WASHINGTON — For the companies vying over the past decade for the Air Force's troubled $35 billion refueling plane contract, it is try, try and try again.

Rival planemakers Boeing and the European defense contractor EADS submitted bids this week, Boeing on Friday, for the chance to build the new refueling plane.

It is the latest round in a tussle that has yet to produce a winner and has forced the Air Force to keep up its fleet of planes, some of which are more than 50 years old. While the Pentagon has said it plans to award a contract in November, the history behind the tanker project shows there are no guarantees.

Earlier bids that have pitted the world's foremost jetmakers against each other have been sidelined by contractor disputes, Air Force errors, and criminal cases that have ensnared the Pentagon and Boeing.

It has all led to rancorous fights between defense contractors and political wrangling by opposing sides in Congress.

Boeing officials insist that the potential payoff makes the untold hours and millions of dollars spent to land the contract well worth the fight.
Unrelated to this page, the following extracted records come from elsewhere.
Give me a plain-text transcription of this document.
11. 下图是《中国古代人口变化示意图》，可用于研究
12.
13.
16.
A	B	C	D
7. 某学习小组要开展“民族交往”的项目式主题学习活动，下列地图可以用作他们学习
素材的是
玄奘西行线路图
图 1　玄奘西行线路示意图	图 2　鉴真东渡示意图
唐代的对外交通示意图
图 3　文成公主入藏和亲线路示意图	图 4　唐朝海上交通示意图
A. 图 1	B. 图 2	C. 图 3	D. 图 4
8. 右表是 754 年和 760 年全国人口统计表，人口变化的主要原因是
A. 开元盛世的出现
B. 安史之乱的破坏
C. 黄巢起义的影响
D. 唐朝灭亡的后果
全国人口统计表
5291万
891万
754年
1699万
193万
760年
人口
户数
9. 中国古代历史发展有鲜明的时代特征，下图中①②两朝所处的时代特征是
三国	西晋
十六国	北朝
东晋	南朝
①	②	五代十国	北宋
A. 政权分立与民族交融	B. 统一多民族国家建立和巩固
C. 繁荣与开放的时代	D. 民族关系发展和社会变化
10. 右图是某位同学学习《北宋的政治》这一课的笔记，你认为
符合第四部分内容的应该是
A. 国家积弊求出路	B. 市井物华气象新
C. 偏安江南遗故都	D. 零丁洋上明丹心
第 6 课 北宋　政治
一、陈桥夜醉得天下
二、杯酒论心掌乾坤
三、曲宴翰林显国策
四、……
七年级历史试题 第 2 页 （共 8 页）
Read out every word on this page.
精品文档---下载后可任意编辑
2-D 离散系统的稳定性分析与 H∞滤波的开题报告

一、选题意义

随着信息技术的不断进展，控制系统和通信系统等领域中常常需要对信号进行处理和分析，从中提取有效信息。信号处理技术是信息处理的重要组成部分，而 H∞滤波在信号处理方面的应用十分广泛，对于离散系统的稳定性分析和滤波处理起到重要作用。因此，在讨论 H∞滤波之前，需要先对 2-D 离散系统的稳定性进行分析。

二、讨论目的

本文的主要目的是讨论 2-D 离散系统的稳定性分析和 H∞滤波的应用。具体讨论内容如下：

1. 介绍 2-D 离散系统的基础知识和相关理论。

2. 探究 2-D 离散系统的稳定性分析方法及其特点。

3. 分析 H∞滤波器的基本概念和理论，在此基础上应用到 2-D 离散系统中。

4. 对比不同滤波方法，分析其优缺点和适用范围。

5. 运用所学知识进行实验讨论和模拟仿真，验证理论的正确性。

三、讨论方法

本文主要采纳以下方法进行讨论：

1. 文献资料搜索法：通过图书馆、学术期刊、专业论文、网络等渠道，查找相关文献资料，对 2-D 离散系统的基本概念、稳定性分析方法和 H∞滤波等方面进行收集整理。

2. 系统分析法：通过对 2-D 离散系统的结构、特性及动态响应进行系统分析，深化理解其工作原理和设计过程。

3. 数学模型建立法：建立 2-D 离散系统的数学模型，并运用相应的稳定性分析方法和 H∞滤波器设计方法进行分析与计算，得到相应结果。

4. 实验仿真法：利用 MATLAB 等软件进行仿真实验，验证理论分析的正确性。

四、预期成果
The contract to build 179 new jets to replace the Air Force's geriatric KC-135s is expected to be the first slice of a project worth up to $100 billion for a new fleet of refueling planes.
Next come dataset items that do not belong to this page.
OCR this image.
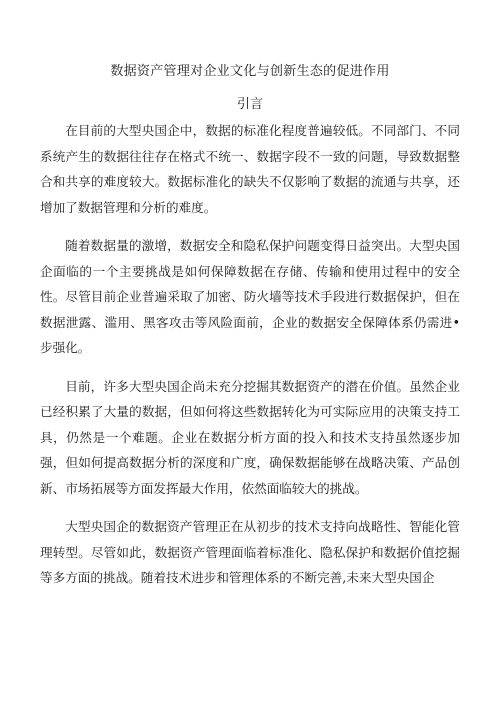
数据资产管理对企业文化与创新生态的促进作用
引言

在目前的大型央国企中，数据的标准化程度普遍较低。不同部门、不同系统产生的数据往往存在格式不统一、数据字段不一致的问题，导致数据整合和共享的难度较大。数据标准化的缺失不仅影响了数据的流通与共享，还增加了数据管理和分析的难度。

随着数据量的激增，数据安全和隐私保护问题变得日益突出。大型央国企面临的一个主要挑战是如何保障数据在存储、传输和使用过程中的安全性。尽管目前企业普遍采取了加密、防火墙等技术手段进行数据保护，但在数据泄露、滥用、黑客攻击等风险面前，企业的数据安全保障体系仍需进•步强化。

目前，许多大型央国企尚未充分挖掘其数据资产的潜在价值。虽然企业已经积累了大量的数据，但如何将这些数据转化为可实际应用的决策支持工具，仍然是一个难题。企业在数据分析方面的投入和技术支持虽然逐步加强，但如何提高数据分析的深度和广度，确保数据能够在战略决策、产品创新、市场拓展等方面发挥最大作用，依然面临较大的挑战。

大型央国企的数据资产管理正在从初步的技术支持向战略性、智能化管理转型。尽管如此，数据资产管理面临着标准化、隐私保护和数据价值挖掘等多方面的挑战。随着技术进步和管理体系的不断完善,未来大型央国企
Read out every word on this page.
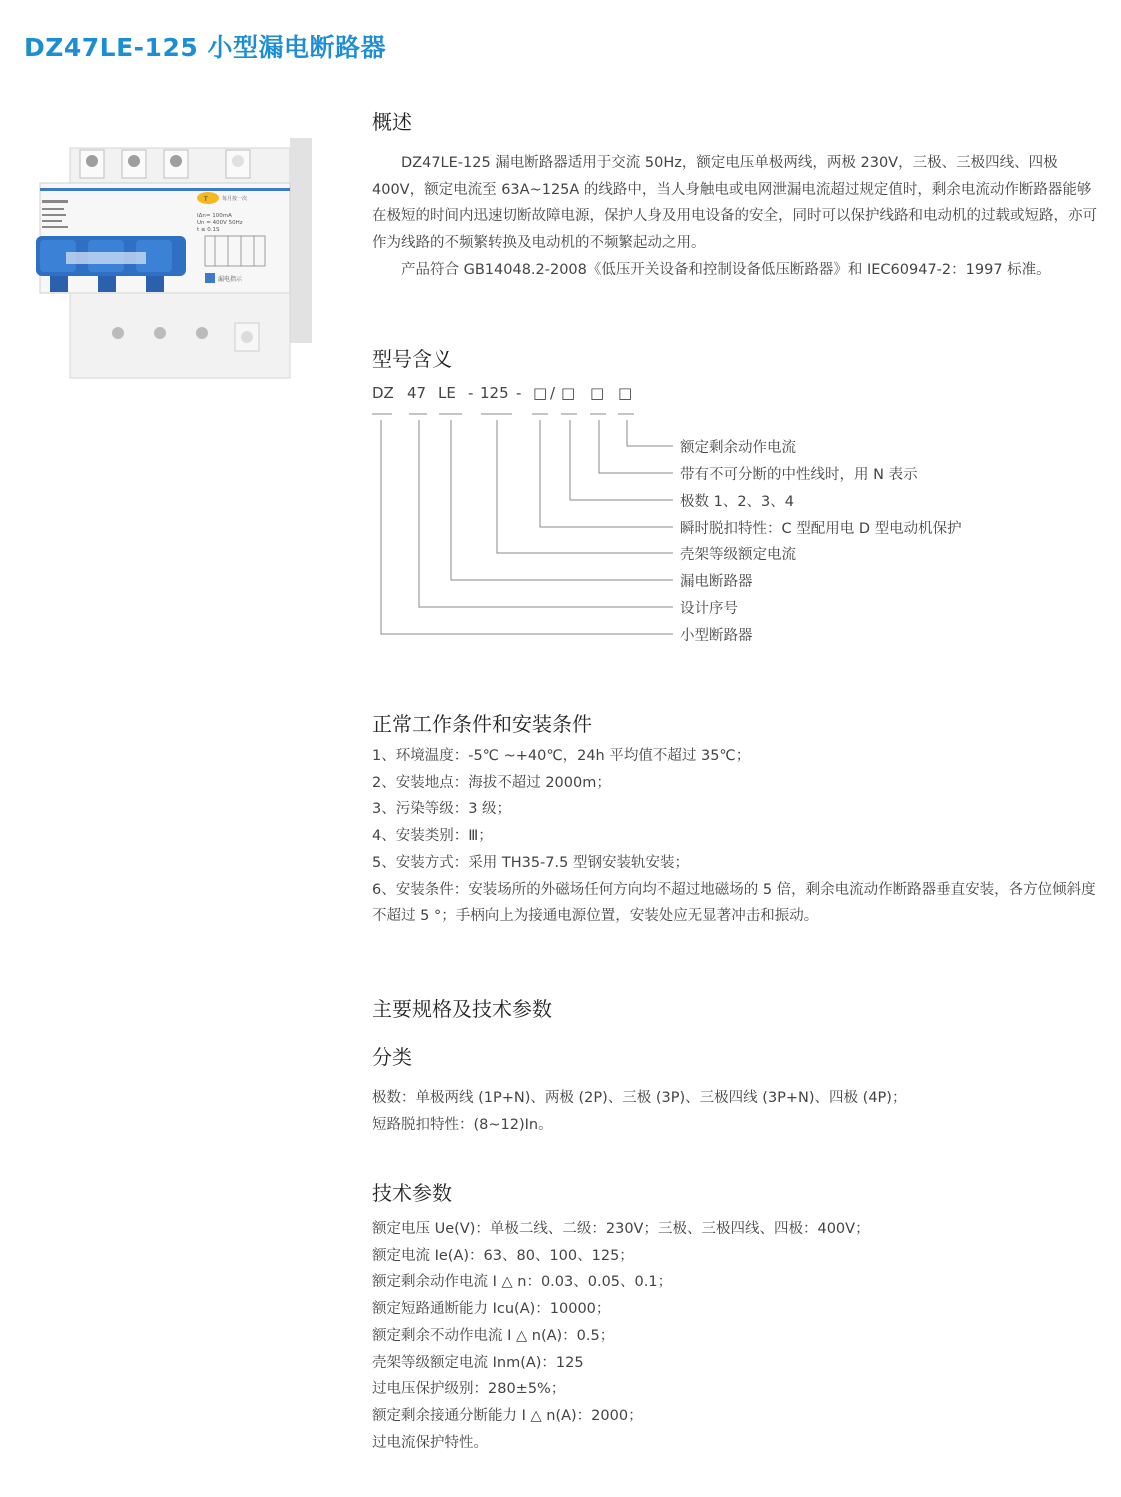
DZ47LE-125 小型漏电断路器
T	每月按一次
IΔn= 100mA
Un = 400V 50Hz
t ≤ 0.1S
漏电指示
概述

DZ47LE-125 漏电断路器适用于交流 50Hz，额定电压单极两线，两极 230V，三极、三极四线、四极 400V，额定电流至 63A~125A 的线路中，当人身触电或电网泄漏电流超过规定值时，剩余电流动作断路器能够在极短的时间内迅速切断故障电源，保护人身及用电设备的安全，同时可以保护线路和电动机的过载或短路，亦可作为线路的不频繁转换及电动机的不频繁起动之用。

产品符合 GB14048.2-2008《低压开关设备和控制设备低压断路器》和 IEC60947-2：1997 标准。

型号含义
DZ 47 LE - 125 - □ / □ □ □
额定剩余动作电流
带有不可分断的中性线时，用 N 表示
极数 1、2、3、4
瞬时脱扣特性：C 型配用电 D 型电动机保护
壳架等级额定电流
漏电断路器
设计序号
小型断路器
正常工作条件和安装条件
1、环境温度：-5℃ ~+40℃，24h 平均值不超过 35℃；
2、安装地点：海拔不超过 2000m；
3、污染等级：3 级；
4、安装类别：Ⅲ；
5、安装方式：采用 TH35-7.5 型钢安装轨安装；
6、安装条件：安装场所的外磁场任何方向均不超过地磁场的 5 倍，剩余电流动作断路器垂直安装，各方位倾斜度不超过 5 °；手柄向上为接通电源位置，安装处应无显著冲击和振动。
主要规格及技术参数
分类
极数：单极两线 (1P+N)、两极 (2P)、三极 (3P)、三极四线 (3P+N)、四极 (4P)；
短路脱扣特性：(8~12)In。
技术参数
额定电压 Ue(V)：单极二线、二级：230V；三极、三极四线、四极：400V；
额定电流 Ie(A)：63、80、100、125；
额定剩余动作电流 I △ n：0.03、0.05、0.1；
额定短路通断能力 Icu(A)：10000；
额定剩余不动作电流 I △ n(A)：0.5；
壳架等级额定电流 Inm(A)：125
过电压保护级别：280±5%；
额定剩余接通分断能力 I △ n(A)：2000；
过电流保护特性。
"It is important not only for Boeing, but for the United States," said Jean Chamberlin, Boeing's tanker program general manager. "It is definitely worthwhile."

EADS North America, a unit of European Aeronautic Defence and Space Co., submitted a solo bid Thursday after its longtime partner, Northrop Grumman, backed out this year. Northrop said the Air Force's wish list for the contract was focused heavily on price, which favored the smaller plane that Boeing has offered. But EADS says its larger jet, a variant of the A330 made by EADS subsidiary Airbus that can carry more fuel, is the better plane.
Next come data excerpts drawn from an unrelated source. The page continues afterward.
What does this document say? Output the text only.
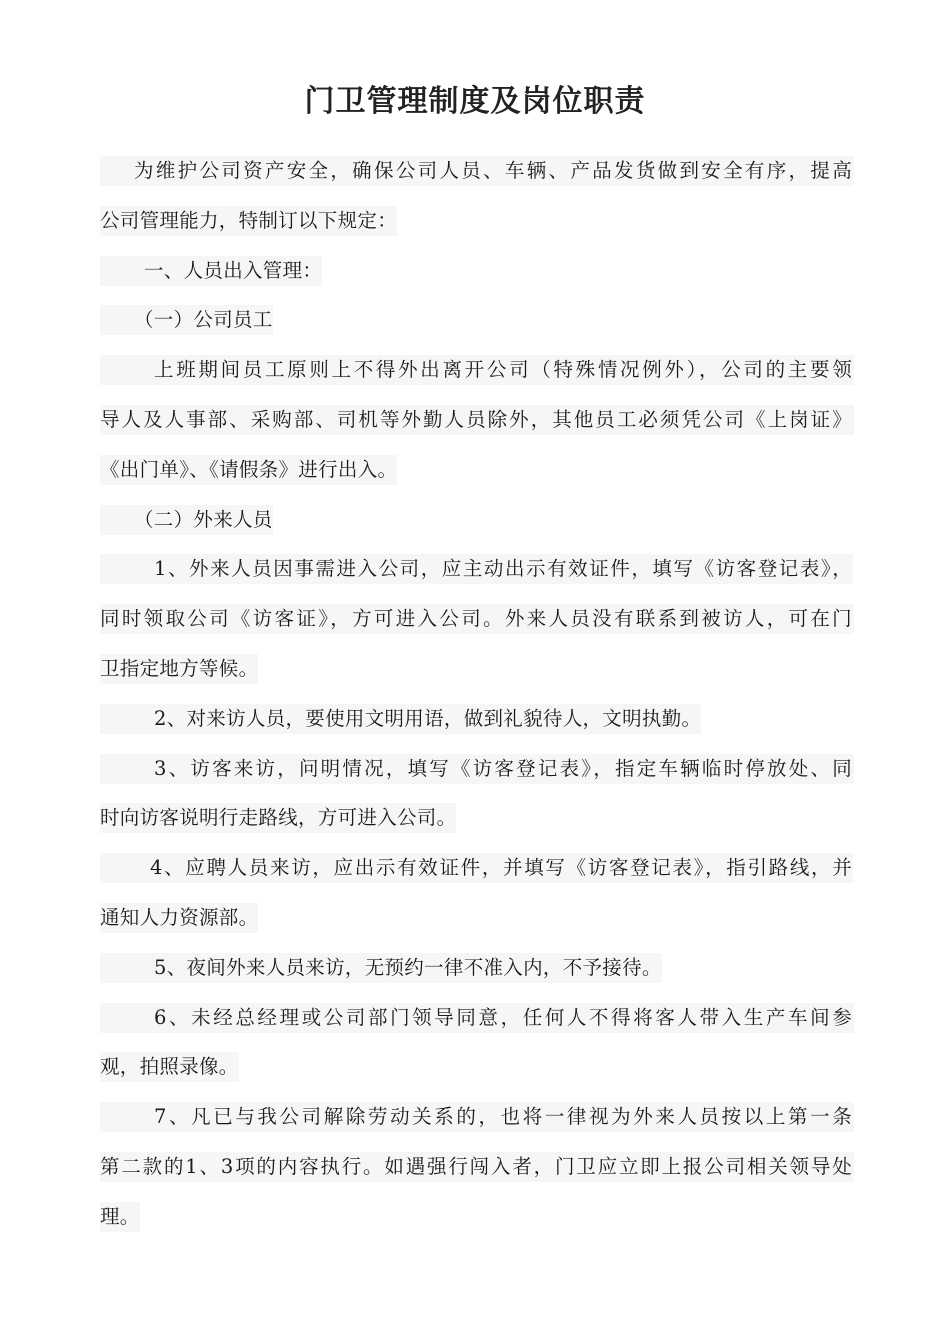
门卫管理制度及岗位职责
为维护公司资产安全，确保公司人员、车辆、产品发货做到安全有序，提高
公司管理能力，特制订以下规定：
一、人员出入管理：
（一）公司员工
上班期间员工原则上不得外出离开公司（特殊情况例外），公司的主要领
导人及人事部、采购部、司机等外勤人员除外，其他员工必须凭公司《上岗证》
《出门单》、《请假条》进行出入。
（二）外来人员
1、外来人员因事需进入公司，应主动出示有效证件，填写《访客登记表》，
同时领取公司《访客证》，方可进入公司。外来人员没有联系到被访人，可在门
卫指定地方等候。
2、对来访人员，要使用文明用语，做到礼貌待人，文明执勤。
3、访客来访，问明情况，填写《访客登记表》，指定车辆临时停放处、同
时向访客说明行走路线，方可进入公司。
4、应聘人员来访，应出示有效证件，并填写《访客登记表》，指引路线，并
通知人力资源部。
5、夜间外来人员来访，无预约一律不准入内，不予接待。
6、未经总经理或公司部门领导同意，任何人不得将客人带入生产车间参
观，拍照录像。
7、凡已与我公司解除劳动关系的，也将一律视为外来人员按以上第一条
第二款的1、3项的内容执行。如遇强行闯入者，门卫应立即上报公司相关领导处
理。
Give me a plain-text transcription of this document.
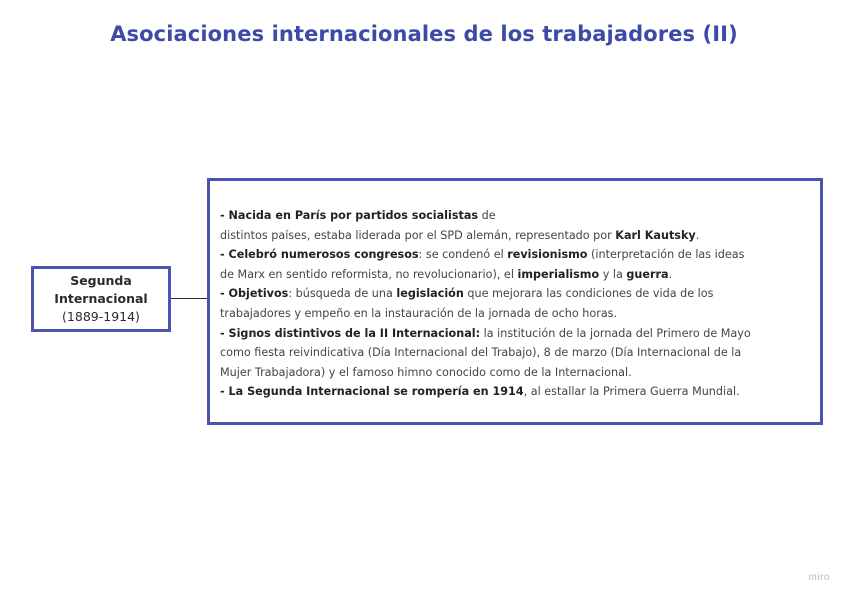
Asociaciones internacionales de los trabajadores (II)
Segunda
Internacional
(1889-1914)

- Nacida en París por partidos socialistas de

distintos países, estaba liderada por el SPD alemán, representado por Karl Kautsky.

- Celebró numerosos congresos: se condenó el revisionismo (interpretación de las ideas

de Marx en sentido reformista, no revolucionario), el imperialismo y la guerra.

- Objetivos: búsqueda de una legislación que mejorara las condiciones de vida de los

trabajadores y empeño en la instauración de la jornada de ocho horas.

- Signos distintivos de la II Internacional: la institución de la jornada del Primero de Mayo

como fiesta reivindicativa (Día Internacional del Trabajo), 8 de marzo (Día Internacional de la

Mujer Trabajadora) y el famoso himno conocido como de la Internacional.

- La Segunda Internacional se rompería en 1914, al estallar la Primera Guerra Mundial.

miro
Chamberlin said Boeing has lowered the cost of its bid from the proposals it made in the past. It is a military variant of the Boeing 767 passenger jet, and Chamberlin said the savings come from greater coordination between the commercial jet assembly line and the work that would be done to outfit it for military use.

Boeing's supporters in Congress from Washington state and Kansas are pressuring the Pentagon to consider a recent World Trade Organization ruling against Airbus.

The trade body concluded that European governments had given illegal subsidies to Airbus to help it develop commercial jets. Boeing's backers claim that type of aid gives Airbus an unfair edge in the tanker competition, a claim that Chamberlin echoed.

EADS has contested those claims, and said it will create tens of thousands of jobs in the Gulf of Mexico, a region that it points out desperately needs money and jobs right now.